The personal site of Remco Vermeulen

CodeQL Path Graphs

Those working with GitHub Code Scanning undoubtedly have encountered the show paths functionality available on some alerts produced by CodeQL. The show paths functionality provides developers with a visualization of the data flow showing the path from the source of untrusted data to the sink – the location of the alert – to help a developer understand how the security issue materializes. The path helps with identifying the location where a validation or contextual encoding step is missing. These visualizations are made possible by path queries and path graphs.

CodeQL path queries are queries that can be constructed from regular problem queries by changing its metadata – by providing a query predicate – and by changing the select clause’s structure to adhere to a predefined format. The CodeQL documentation provides the following boilerplate query that includes the necessary ingredients for creating a path query with a data flow path graph.

/**
* @kind path-problem
*/

import <language>
// For some languages you need to import the Dataflow module
// import semmle.code.<lang>.dataflow.Dataflow
import DataFlow::PathGraph

from SomeConfiguration config, DataFlow::PathNode source, DataFlow::PathNode sink
where config.hasFlowPath(source, sink)
select sink.getNode(), source, sink, "Some alert message"
*/

Looking at this template we can see that:

While all these changes are required, the magic of constructing the path graph is happening in the module DataFlow::PathGraph.

Looking at the Java implementation of the DataFlow::PathGraph reveals three predicates: edges, nodes, and subpaths annotated with the annotation query. According to the QL language specification the queries in a QL module, our query file defines an implicit query module, are the select clause or predicates annotated with query that are in scope of our QL module. With queries, we refer to the output of a QL program. To add to the confusion, it is common to refer to a QL program as a query. Long story short, the output of our query can be defined by a select clause or a predicate annotated with query that is in scope of our query module.

Of the three query predicates defined in DataFlow::PathGraph, the edges query predicate is the only required predicate to construct a path graph. The other predicates provide means to tweak the result of the path graph and are not further considered in this post.

In the next snippet you can find the implementation of the edges predicate as found in the DataFlow::PathGraph module.
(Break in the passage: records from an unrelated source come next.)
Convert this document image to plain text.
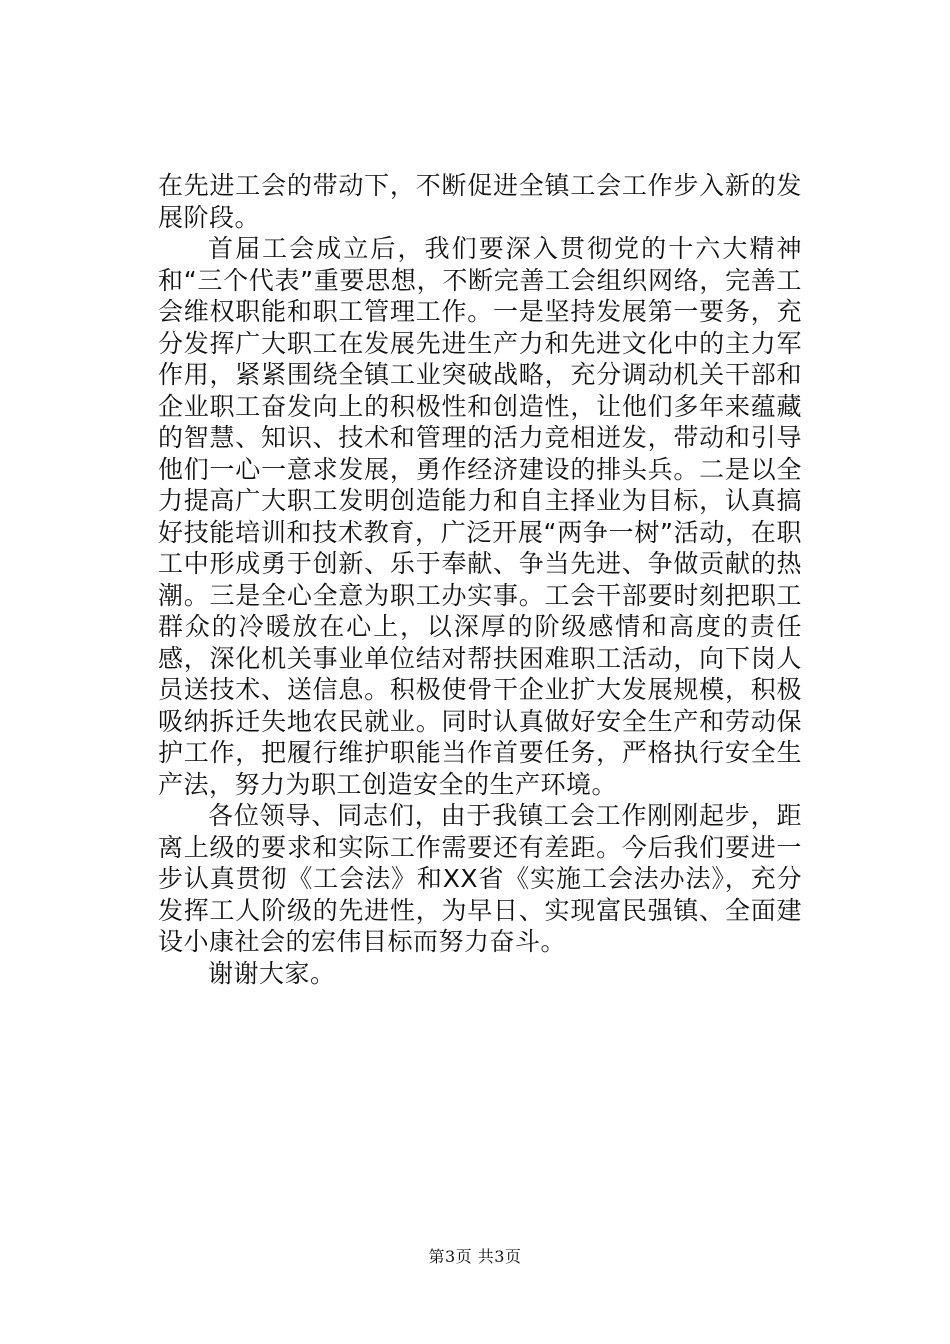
在先进工会的带动下，不断促进全镇工会工作步入新的发展阶段。

首届工会成立后，我们要深入贯彻党的十六大精神和“三个代表”重要思想，不断完善工会组织网络，完善工会维权职能和职工管理工作。一是坚持发展第一要务，充分发挥广大职工在发展先进生产力和先进文化中的主力军作用，紧紧围绕全镇工业突破战略，充分调动机关干部和企业职工奋发向上的积极性和创造性，让他们多年来蕴藏的智慧、知识、技术和管理的活力竞相迸发，带动和引导他们一心一意求发展，勇作经济建设的排头兵。二是以全力提高广大职工发明创造能力和自主择业为目标，认真搞好技能培训和技术教育，广泛开展“两争一树”活动，在职工中形成勇于创新、乐于奉献、争当先进、争做贡献的热潮。三是全心全意为职工办实事。工会干部要时刻把职工群众的冷暖放在心上，以深厚的阶级感情和高度的责任感，深化机关事业单位结对帮扶困难职工活动，向下岗人员送技术、送信息。积极使骨干企业扩大发展规模，积极吸纳拆迁失地农民就业。同时认真做好安全生产和劳动保护工作，把履行维护职能当作首要任务，严格执行安全生产法，努力为职工创造安全的生产环境。

各位领导、同志们，由于我镇工会工作刚刚起步，距离上级的要求和实际工作需要还有差距。今后我们要进一步认真贯彻《工会法》和XX省《实施工会法办法》，充分发挥工人阶级的先进性，为早日、实现富民强镇、全面建设小康社会的宏伟目标而努力奋斗。

谢谢大家。

第3页 共3页
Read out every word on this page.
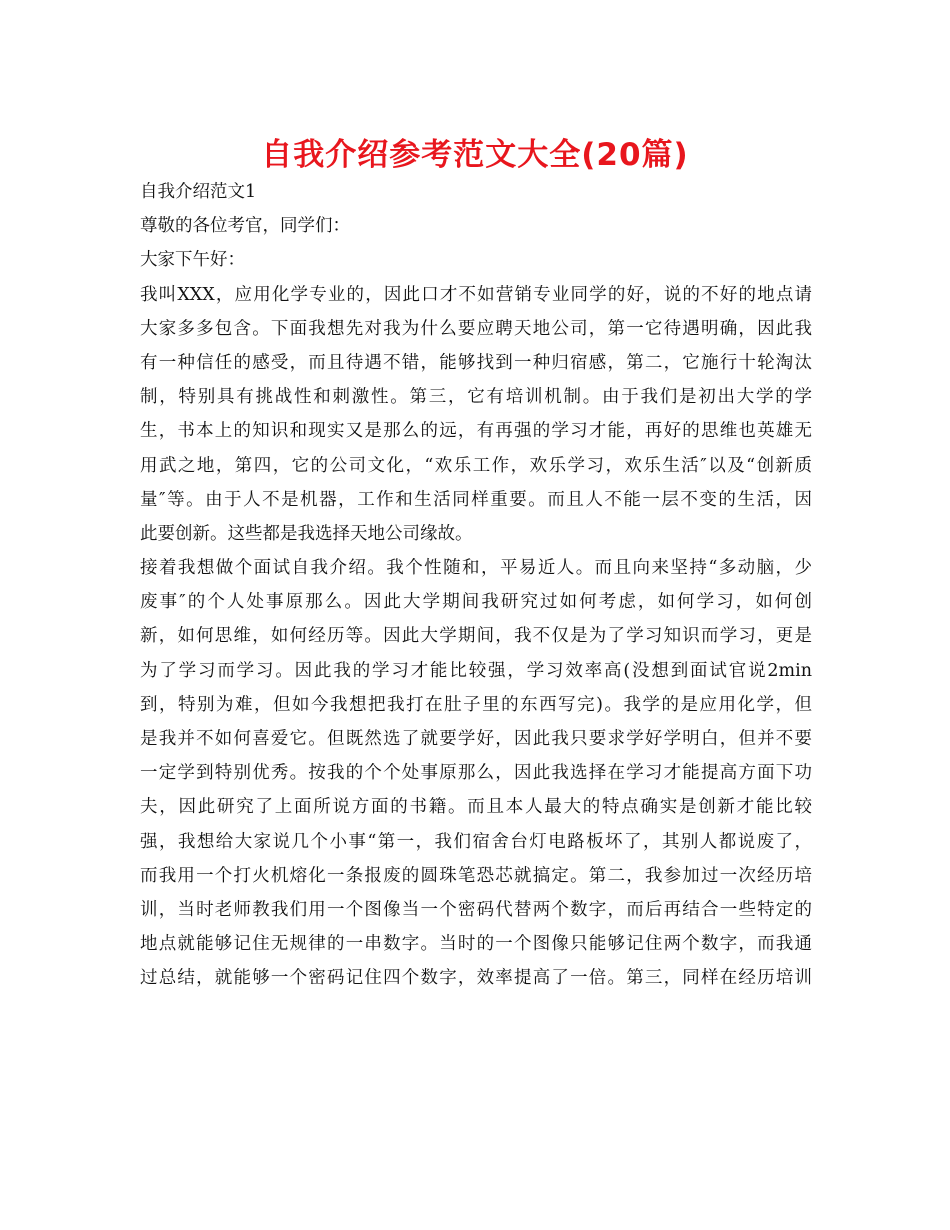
自我介绍参考范文大全(20篇)
自我介绍范文1
尊敬的各位考官，同学们：
大家下午好：
我叫XXX，应用化学专业的，因此口才不如营销专业同学的好，说的不好的地点请
大家多多包含。下面我想先对我为什么要应聘天地公司，第一它待遇明确，因此我
有一种信任的感受，而且待遇不错，能够找到一种归宿感，第二，它施行十轮淘汰
制，特别具有挑战性和刺激性。第三，它有培训机制。由于我们是初出大学的学
生，书本上的知识和现实又是那么的远，有再强的学习才能，再好的思维也英雄无
用武之地，第四，它的公司文化，“欢乐工作，欢乐学习，欢乐生活″以及“创新质
量″等。由于人不是机器，工作和生活同样重要。而且人不能一层不变的生活，因
此要创新。这些都是我选择天地公司缘故。
接着我想做个面试自我介绍。我个性随和，平易近人。而且向来坚持“多动脑，少
废事″的个人处事原那么。因此大学期间我研究过如何考虑，如何学习，如何创
新，如何思维，如何经历等。因此大学期间，我不仅是为了学习知识而学习，更是
为了学习而学习。因此我的学习才能比较强，学习效率高(没想到面试官说2min
到，特别为难，但如今我想把我打在肚子里的东西写完)。我学的是应用化学，但
是我并不如何喜爱它。但既然选了就要学好，因此我只要求学好学明白，但并不要
一定学到特别优秀。按我的个个处事原那么，因此我选择在学习才能提高方面下功
夫，因此研究了上面所说方面的书籍。而且本人最大的特点确实是创新才能比较
强，我想给大家说几个小事“第一，我们宿舍台灯电路板坏了，其别人都说废了，
而我用一个打火机熔化一条报废的圆珠笔恐芯就搞定。第二，我参加过一次经历培
训，当时老师教我们用一个图像当一个密码代替两个数字，而后再结合一些特定的
地点就能够记住无规律的一串数字。当时的一个图像只能够记住两个数字，而我通
过总结，就能够一个密码记住四个数字，效率提高了一倍。第三，同样在经历培训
/** Holds if `(a,b)` is an edge in the graph of data flow path explanations. */
query predicate edges(PathNode a, PathNode b) { a.getASuccessor() = b }

While this feels anticlimactic, these are exactly the tuples we want for a data flow path graph. Each node is part of the computed data flow graph, and we want to find all the edges between those nodes, so we can construct a path from the source to the sink by using these edges.

So now we have seen all the ingredients for a path query: the metadata, the edges query predicate, and the select clause format. Now it is time to create our own path query with a custom path graph.

For multiple reasons it is interesting to know what functions are reachable, through calls, from some given function. To determine the answer we need to compute a call graph. The following predicate is a basic implementation, for the C/C++ language, that looks for calls that are part of the caller and that call the callee.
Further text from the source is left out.